Sirva este pequeño preámbulo lingüístico como excusa para comentar las impresiones de una reciente escapada al desierto del Sáhara, concretamente a la zona conocida como Hammada Draa, una vasta extensión de terreno árido y pedregoso situada entre Marruecos, Argelia y el Sáhara occidental. Hasta allí nos fuimos un grupo de personas deseosas de conocer esa región del planeta, aprovechando el paréntesis vacacional de la Semana Santa y la bonanza térmica (hacía más bien calor, pero se podía soportar).
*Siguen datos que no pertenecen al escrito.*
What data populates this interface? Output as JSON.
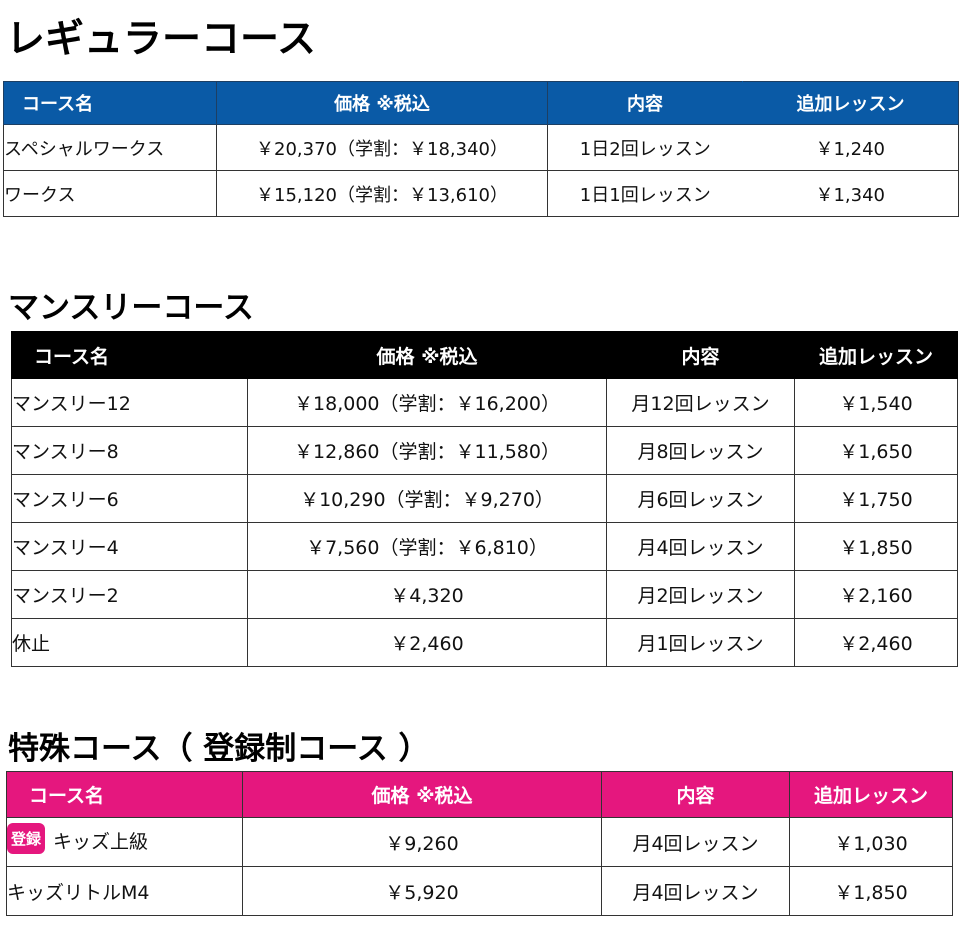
{
  "sections": {
    "regular": {
      "title": "レギュラーコース",
      "headers": [
        "コース名",
        "価格 ※税込",
        "内容",
        "追加レッスン"
      ],
      "rows": [
        {
          "name": "スペシャルワークス",
          "price": "￥20,370（学割：￥18,340）",
          "content": "1日2回レッスン",
          "extra": "￥1,240"
        },
        {
          "name": "ワークス",
          "price": "￥15,120（学割：￥13,610）",
          "content": "1日1回レッスン",
          "extra": "￥1,340"
        }
      ]
    },
    "monthly": {
      "title": "マンスリーコース",
      "headers": [
        "コース名",
        "価格 ※税込",
        "内容",
        "追加レッスン"
      ],
      "rows": [
        {
          "name": "マンスリー12",
          "price": "￥18,000（学割：￥16,200）",
          "content": "月12回レッスン",
          "extra": "￥1,540"
        },
        {
          "name": "マンスリー8",
          "price": "￥12,860（学割：￥11,580）",
          "content": "月8回レッスン",
          "extra": "￥1,650"
        },
        {
          "name": "マンスリー6",
          "price": "￥10,290（学割：￥9,270）",
          "content": "月6回レッスン",
          "extra": "￥1,750"
        },
        {
          "name": "マンスリー4",
          "price": "￥7,560（学割：￥6,810）",
          "content": "月4回レッスン",
          "extra": "￥1,850"
        },
        {
          "name": "マンスリー2",
          "price": "￥4,320",
          "content": "月2回レッスン",
          "extra": "￥2,160"
        },
        {
          "name": "休止",
          "price": "￥2,460",
          "content": "月1回レッスン",
          "extra": "￥2,460"
        }
      ]
    },
    "special": {
      "title": "特殊コース（ 登録制コース ）",
      "headers": [
        "コース名",
        "価格 ※税込",
        "内容",
        "追加レッスン"
      ],
      "rows": [
        {
          "badge": "登録",
          "name": "キッズ上級",
          "price": "￥9,260",
          "content": "月4回レッスン",
          "extra": "￥1,030"
        },
        {
          "name": "キッズリトルM4",
          "price": "￥5,920",
          "content": "月4回レッスン",
          "extra": "￥1,850"
        }
      ]
    }
  },
  "colors": {
    "regular_header": "#0a5aa6",
    "monthly_header": "#000000",
    "special_header": "#e5177e"
  }
}
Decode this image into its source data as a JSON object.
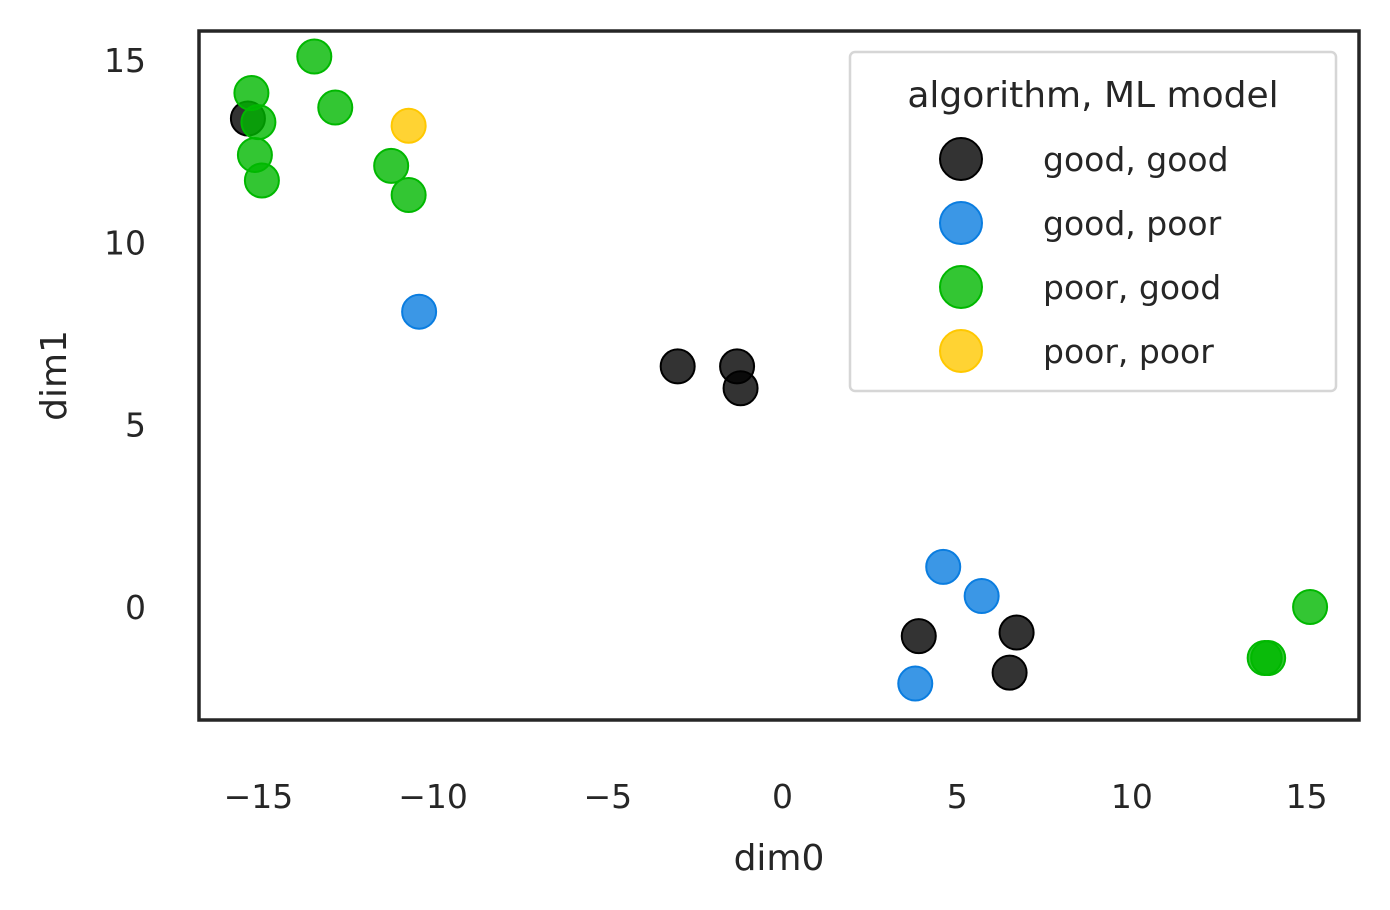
{
  "chart_data": {
    "type": "scatter",
    "xlabel": "dim0",
    "ylabel": "dim1",
    "xlim": [
      -16.7,
      16.5
    ],
    "ylim": [
      -3.1,
      15.8
    ],
    "xticks": [
      -15,
      -10,
      -5,
      0,
      5,
      10,
      15
    ],
    "yticks": [
      0,
      5,
      10,
      15
    ],
    "xtick_labels": [
      "−15",
      "−10",
      "−5",
      "0",
      "5",
      "10",
      "15"
    ],
    "ytick_labels": [
      "0",
      "5",
      "10",
      "15"
    ],
    "grid": false,
    "legend": {
      "title": "algorithm, ML model",
      "placement": "top-right"
    },
    "series": [
      {
        "name": "good, good",
        "color": "#000000",
        "points": [
          {
            "x": -15.3,
            "y": 13.4
          },
          {
            "x": -3.0,
            "y": 6.6
          },
          {
            "x": -1.3,
            "y": 6.6
          },
          {
            "x": -1.2,
            "y": 6.0
          },
          {
            "x": 3.9,
            "y": -0.8
          },
          {
            "x": 6.7,
            "y": -0.7
          },
          {
            "x": 6.5,
            "y": -1.8
          }
        ]
      },
      {
        "name": "good, poor",
        "color": "#0a7de0",
        "points": [
          {
            "x": -10.4,
            "y": 8.1
          },
          {
            "x": 4.6,
            "y": 1.1
          },
          {
            "x": 5.7,
            "y": 0.3
          },
          {
            "x": 3.8,
            "y": -2.1
          }
        ]
      },
      {
        "name": "poor, good",
        "color": "#00b800",
        "points": [
          {
            "x": -13.4,
            "y": 15.1
          },
          {
            "x": -15.2,
            "y": 14.1
          },
          {
            "x": -12.8,
            "y": 13.7
          },
          {
            "x": -15.0,
            "y": 13.3
          },
          {
            "x": -15.1,
            "y": 12.4
          },
          {
            "x": -11.2,
            "y": 12.1
          },
          {
            "x": -10.7,
            "y": 11.3
          },
          {
            "x": -14.9,
            "y": 11.7
          },
          {
            "x": 15.1,
            "y": 0.0
          },
          {
            "x": 13.9,
            "y": -1.4
          },
          {
            "x": 13.8,
            "y": -1.4
          }
        ]
      },
      {
        "name": "poor, poor",
        "color": "#ffc800",
        "points": [
          {
            "x": -10.7,
            "y": 13.2
          }
        ]
      }
    ]
  }
}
Contactamos con un guía bereber llamado Brahim (a quien conocimos gracias a nuestro añorado amigo Pep Oliver) y la verdad es que todo fue muy sencillo y eso que ahora se ha dado en llamar «auténtico», en el sentido de que la aventura superó con creces nuestras expectativas. Cabe señalar que viajamos en tiempo de Ramadán, una época en la que la mayoría de los musulmanes observan un riguroso ayuno en el que no les es permitido tomar ningún tipo de bebida o alimento, ni siquiera agua, desde que sale el sol hasta que se pone.
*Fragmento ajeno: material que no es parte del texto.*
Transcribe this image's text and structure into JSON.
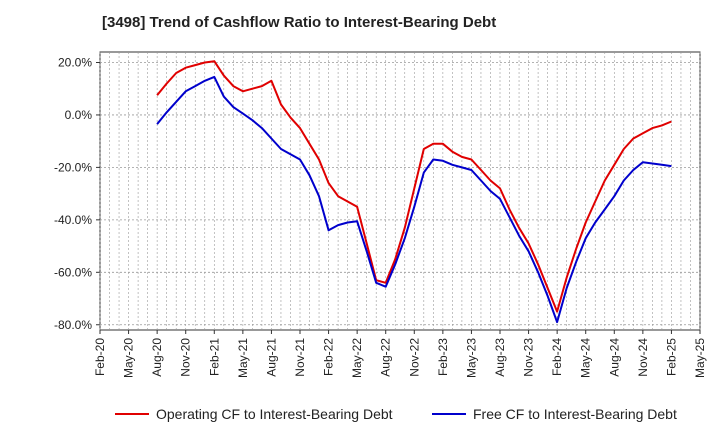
{
  "chart_data": {
    "type": "line",
    "title": "[3498]  Trend of Cashflow Ratio to Interest-Bearing Debt",
    "xlabel": "",
    "ylabel": "",
    "x_tick_labels": [
      "Feb-20",
      "May-20",
      "Aug-20",
      "Nov-20",
      "Feb-21",
      "May-21",
      "Aug-21",
      "Nov-21",
      "Feb-22",
      "May-22",
      "Aug-22",
      "Nov-22",
      "Feb-23",
      "May-23",
      "Aug-23",
      "Nov-23",
      "Feb-24",
      "May-24",
      "Aug-24",
      "Nov-24",
      "Feb-25",
      "May-25"
    ],
    "y_tick_labels": [
      "20.0%",
      "0.0%",
      "-20.0%",
      "-40.0%",
      "-60.0%",
      "-80.0%"
    ],
    "y_ticks": [
      20,
      0,
      -20,
      -40,
      -60,
      -80
    ],
    "ylim": [
      -82,
      24
    ],
    "grid": true,
    "legend_position": "bottom",
    "series": [
      {
        "name": "Operating CF to Interest-Bearing Debt",
        "color": "#e00000",
        "x": [
          2,
          3,
          4,
          5,
          6,
          7,
          8,
          9,
          10,
          11,
          12,
          13,
          14,
          15,
          16,
          17,
          18,
          19,
          20,
          21,
          22,
          23,
          24,
          25,
          26,
          27,
          28,
          29,
          30,
          31,
          32,
          33,
          34,
          35,
          36,
          37,
          38,
          39,
          40,
          41,
          42,
          43,
          44,
          45,
          46,
          47,
          48,
          49,
          50,
          51,
          52,
          53,
          54,
          55,
          56,
          57,
          58,
          59,
          60
        ],
        "y": [
          7.5,
          12,
          16,
          18.5,
          19.5,
          20,
          17,
          11,
          10,
          9,
          10,
          11,
          13,
          5,
          -1,
          -5,
          -11,
          -17,
          -26,
          -30,
          -33,
          -35,
          -49,
          -63,
          -55,
          -43,
          -28,
          -13,
          -17,
          -17,
          -20,
          -24,
          -28,
          -37,
          -44,
          -51,
          -62,
          -71,
          -76,
          -62,
          -51,
          -41,
          -33,
          -25,
          -19,
          -13,
          -9,
          -7,
          -5,
          -3,
          -2.5,
          0,
          0,
          0,
          0,
          0,
          0,
          0,
          0
        ],
        "x_display": [
          6,
          7,
          8,
          9,
          10,
          11,
          12,
          13,
          14,
          15,
          16,
          17,
          18,
          19,
          20,
          21,
          22,
          23,
          24,
          25,
          26,
          27,
          28,
          29,
          30,
          31,
          32,
          33,
          34,
          35,
          36,
          37,
          38,
          39,
          40,
          41,
          42,
          43,
          44,
          45,
          46,
          47,
          48,
          49,
          50,
          51,
          52,
          53,
          54,
          55,
          56,
          57,
          58,
          59,
          60
        ],
        "values": [
          [
            "Aug-20",
            7.5
          ],
          [
            "Sep-20",
            12
          ],
          [
            "Oct-20",
            16
          ],
          [
            "Nov-20",
            18
          ],
          [
            "Dec-20",
            19
          ],
          [
            "Jan-21",
            20
          ],
          [
            "Feb-21",
            20.5
          ],
          [
            "Mar-21",
            15
          ],
          [
            "Apr-21",
            11
          ],
          [
            "May-21",
            9
          ],
          [
            "Jun-21",
            10
          ],
          [
            "Jul-21",
            11
          ],
          [
            "Aug-21",
            13
          ],
          [
            "Sep-21",
            4
          ],
          [
            "Oct-21",
            -1
          ],
          [
            "Nov-21",
            -5
          ],
          [
            "Dec-21",
            -11
          ],
          [
            "Jan-22",
            -17
          ],
          [
            "Feb-22",
            -26
          ],
          [
            "Mar-22",
            -31
          ],
          [
            "Apr-22",
            -33
          ],
          [
            "May-22",
            -35
          ],
          [
            "Jun-22",
            -49
          ],
          [
            "Jul-22",
            -63
          ],
          [
            "Aug-22",
            -64
          ],
          [
            "Sep-22",
            -55
          ],
          [
            "Oct-22",
            -43
          ],
          [
            "Nov-22",
            -28
          ],
          [
            "Dec-22",
            -13
          ],
          [
            "Jan-23",
            -11
          ],
          [
            "Feb-23",
            -11
          ],
          [
            "Mar-23",
            -14
          ],
          [
            "Apr-23",
            -16
          ],
          [
            "May-23",
            -17
          ],
          [
            "Jun-23",
            -21
          ],
          [
            "Jul-23",
            -25
          ],
          [
            "Aug-23",
            -28
          ],
          [
            "Sep-23",
            -36
          ],
          [
            "Oct-23",
            -43
          ],
          [
            "Nov-23",
            -49
          ],
          [
            "Dec-23",
            -57
          ],
          [
            "Jan-24",
            -66
          ],
          [
            "Feb-24",
            -75
          ],
          [
            "Mar-24",
            -62
          ],
          [
            "Apr-24",
            -51
          ],
          [
            "May-24",
            -41
          ],
          [
            "Jun-24",
            -33
          ],
          [
            "Jul-24",
            -25
          ],
          [
            "Aug-24",
            -19
          ],
          [
            "Sep-24",
            -13
          ],
          [
            "Oct-24",
            -9
          ],
          [
            "Nov-24",
            -7
          ],
          [
            "Dec-24",
            -5
          ],
          [
            "Jan-25",
            -4
          ],
          [
            "Feb-25",
            -2.5
          ]
        ]
      },
      {
        "name": "Free CF to Interest-Bearing Debt",
        "color": "#0000cc",
        "values": [
          [
            "Aug-20",
            -3.5
          ],
          [
            "Sep-20",
            1
          ],
          [
            "Oct-20",
            5
          ],
          [
            "Nov-20",
            9
          ],
          [
            "Dec-20",
            11
          ],
          [
            "Jan-21",
            13
          ],
          [
            "Feb-21",
            14.5
          ],
          [
            "Mar-21",
            7
          ],
          [
            "Apr-21",
            3
          ],
          [
            "May-21",
            0.5
          ],
          [
            "Jun-21",
            -2
          ],
          [
            "Jul-21",
            -5
          ],
          [
            "Aug-21",
            -9
          ],
          [
            "Sep-21",
            -13
          ],
          [
            "Oct-21",
            -15
          ],
          [
            "Nov-21",
            -17
          ],
          [
            "Dec-21",
            -23
          ],
          [
            "Jan-22",
            -31
          ],
          [
            "Feb-22",
            -44
          ],
          [
            "Mar-22",
            -42
          ],
          [
            "Apr-22",
            -41
          ],
          [
            "May-22",
            -40.5
          ],
          [
            "Jun-22",
            -52
          ],
          [
            "Jul-22",
            -64
          ],
          [
            "Aug-22",
            -65.5
          ],
          [
            "Sep-22",
            -57
          ],
          [
            "Oct-22",
            -47
          ],
          [
            "Nov-22",
            -35
          ],
          [
            "Dec-22",
            -22
          ],
          [
            "Jan-23",
            -17
          ],
          [
            "Feb-23",
            -17.5
          ],
          [
            "Mar-23",
            -19
          ],
          [
            "Apr-23",
            -20
          ],
          [
            "May-23",
            -21
          ],
          [
            "Jun-23",
            -25
          ],
          [
            "Jul-23",
            -29
          ],
          [
            "Aug-23",
            -32
          ],
          [
            "Sep-23",
            -39
          ],
          [
            "Oct-23",
            -46
          ],
          [
            "Nov-23",
            -52
          ],
          [
            "Dec-23",
            -60
          ],
          [
            "Jan-24",
            -69
          ],
          [
            "Feb-24",
            -79
          ],
          [
            "Mar-24",
            -66
          ],
          [
            "Apr-24",
            -56
          ],
          [
            "May-24",
            -47
          ],
          [
            "Jun-24",
            -41
          ],
          [
            "Jul-24",
            -36
          ],
          [
            "Aug-24",
            -31
          ],
          [
            "Sep-24",
            -25
          ],
          [
            "Oct-24",
            -21
          ],
          [
            "Nov-24",
            -18
          ],
          [
            "Dec-24",
            -18.5
          ],
          [
            "Jan-25",
            -19
          ],
          [
            "Feb-25",
            -19.5
          ]
        ]
      }
    ]
  }
}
El desierto es un lugar realmente especial, único en su sobriedad y características. Lo primero que llama la atención cuando se pisa por primera vez es su sobrecogedor silencio, unido a la sensación de insignificancia que produce el solo hecho de encontrarte en un lugar inmenso, en el que los límites vienen señalados únicamente por la confluencia entre el cielo y las dunas de arena. Apenas existe vegetación alguna, a excepción de un puñado de acacias dispersas a lo largo del recorrido que proporcionan una sombra imprescindible y generosa, cobijo a la vez de personas y de unos animales muy especiales, los sufridos y pacientes dromedarios, cuya joroba acarrea todo el equipaje y los utensilios necesarios para la travesía. Fue precisamente esa, la de los dromedarios emergiendo de entre las dunas en el primero de los atardeceres en el desierto, la primera de las sensaciones casi mágicas que experimentamos: personalmente tuve la impresión de que quienes se acercaban lentamente y con sigilo, acompañados de una tenue luz en medio de la penumbra, eran poco menos que los Magos de Oriente (los dromedarios eran tres, ni uno más ni uno menos). Por unos instantes indescriptibles regresé al niño que aún hoy llevo dentro y eché mano de El Principito, posiblemente la mejor de las lecturas en ese severo pero a la vez bellísimo entorno.

Caminamos por el desierto durante cuatro días y cuatro noches, sin ninguna de las comodidades a las que estamos acostumbrados cuando viajamos, evidentemente: comíamos sobre una estera, sentados sobre unas delgadas colchonetas, y dormíamos en tiendas de campaña, cuyo color anaranjado se confundía a menudo con las tonalidades ocres de las dunas de arena. Nada de duchas o baños, por supuesto; en el desierto el agua es un bien del todo escaso y apenas nos refrescábamos la cara por las mañanas en un pequeño cubo o barreño común. La comida era sencillamente exquisita; aún ahora no me explico cómo podían prepararnos aquellas viandas en medio de la nada, con la sola ayuda de un pequeño fogón de gas y su saber hacer casi estoico, a prueba del calor y las frecuentes ventiscas de arena. Las verduras (el tomate, los pimientos, el calabacín, la cebolla…) eran increíblemente frescas y jugosas, como si estuvieran recién recogidas de la huerta. Me acordé entonces de un evento al que acudí no hace mucho en Menorca, unas jornadas en las que al final nos pasaron un cuestionario para evaluar «la huella de carbono» producida por la gestión de dichas jornadas; creo que a veces ser ecológico y sostenible es bastante más sencillo de lo que parece, y esos hombres adustos, apenas ataviados con una túnica o chilaba, un turbante y un par de sandalias, nos hicieron una buena demostración de ello.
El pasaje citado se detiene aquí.